Le Conseil d’État admet qu’une interruption d’un réseau social peut être légale en cas de circonstances exceptionnelles, mais rappelle que des conditions strictes doivent être respectées. Ce n’était pas le cas pour la coupure en Nouvelle-Calédonie de TikTok en mai 2024.
Le blocage de TikTok décidé par le Gouvernement en Nouvelle-Calédonie en mai 2024, en pleine flambée de violences, était illégal. C’est ce qu’a jugé ce lundi le Conseil d’État, saisi par des associations et des particuliers. Il reconnaît toutefois qu’une telle mesure peut, dans certains cas exceptionnels, être conforme au droit, à condition qu’elle respecte un strict encadrement.

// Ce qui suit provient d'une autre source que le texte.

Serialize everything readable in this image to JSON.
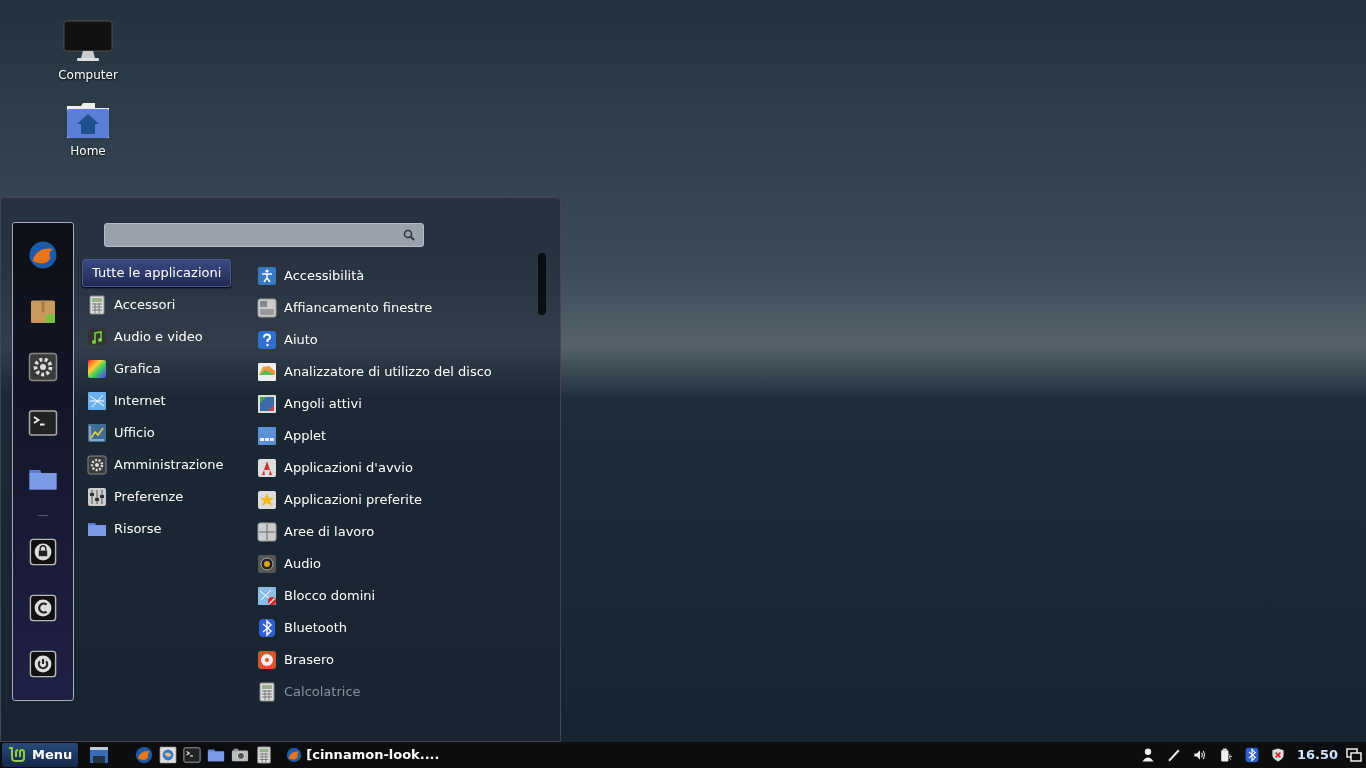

En l’espèce, le Gouvernement avait pris deux décisions : déclarer l’état d’urgence et interrompre l’accès à TikTok, en invoquant la théorie des circonstances exceptionnelles. Cette théorie, dégagée il y a plus d’un siècle en période de guerre, permet à l’administration d’agir en dehors du cadre légal ordinaire lorsque l’urgence l’exige et qu’aucune autre solution n’est disponible. Le Conseil d’État rappelle d’ailleurs que l’état d’urgence et les circonstances exceptionnelles peuvent se cumuler si la gravité de la situation le justifie.
Une mesure disproportionnée et indéfinie
S’agissant d’un réseau social, dont la coupure porte atteinte à des libertés fondamentales – liberté d’expression, communication, vie privée, activité économique –, une telle interruption ne peut en principe être décidée que dans les cas expressément prévus par la loi. Néanmoins, le Conseil d’État admet qu’en cas de circonstances exceptionnelles, une coupure peut être prononcée à titre provisoire. Trois conditions sont alors requises : l’interruption doit être indispensable pour faire face à une situation d’une particulière gravité, il ne doit pas exister de solution technique moins attentatoire aux libertés, et la durée de la coupure doit être strictement limitée au temps nécessaire pour mettre en place une alternative.
Sur le fond, les juges ont reconnu que la Nouvelle-Calédonie traversait bien une crise d’une extrême gravité, marquée par des émeutes, des morts et de lourdes atteintes aux personnes et aux biens. Et que TikTok, par sa viralité et ses algorithmes, avait pu jouer un rôle dans l’amplification des troubles. Mais ils reprochent au Premier ministre d’avoir ordonné une interruption totale du service sans en fixer la durée et sans chercher à développer, avec la plateforme, des mesures alternatives comme le blocage de certaines fonctionnalités.
Résultat : la coupure de TikTok s’est transformée en une mesure disproportionnée et indéfinie, sans lien clair avec la recherche de solutions moins liberticides. Le Conseil d’État censure donc la décision du Gouvernement, qui a porté une atteinte excessive aux droits des utilisateurs. Un rappel à l’ordre pour l’exécutif, alors que les réseaux sociaux sont de plus en plus souvent dans le viseur lors des périodes de crise.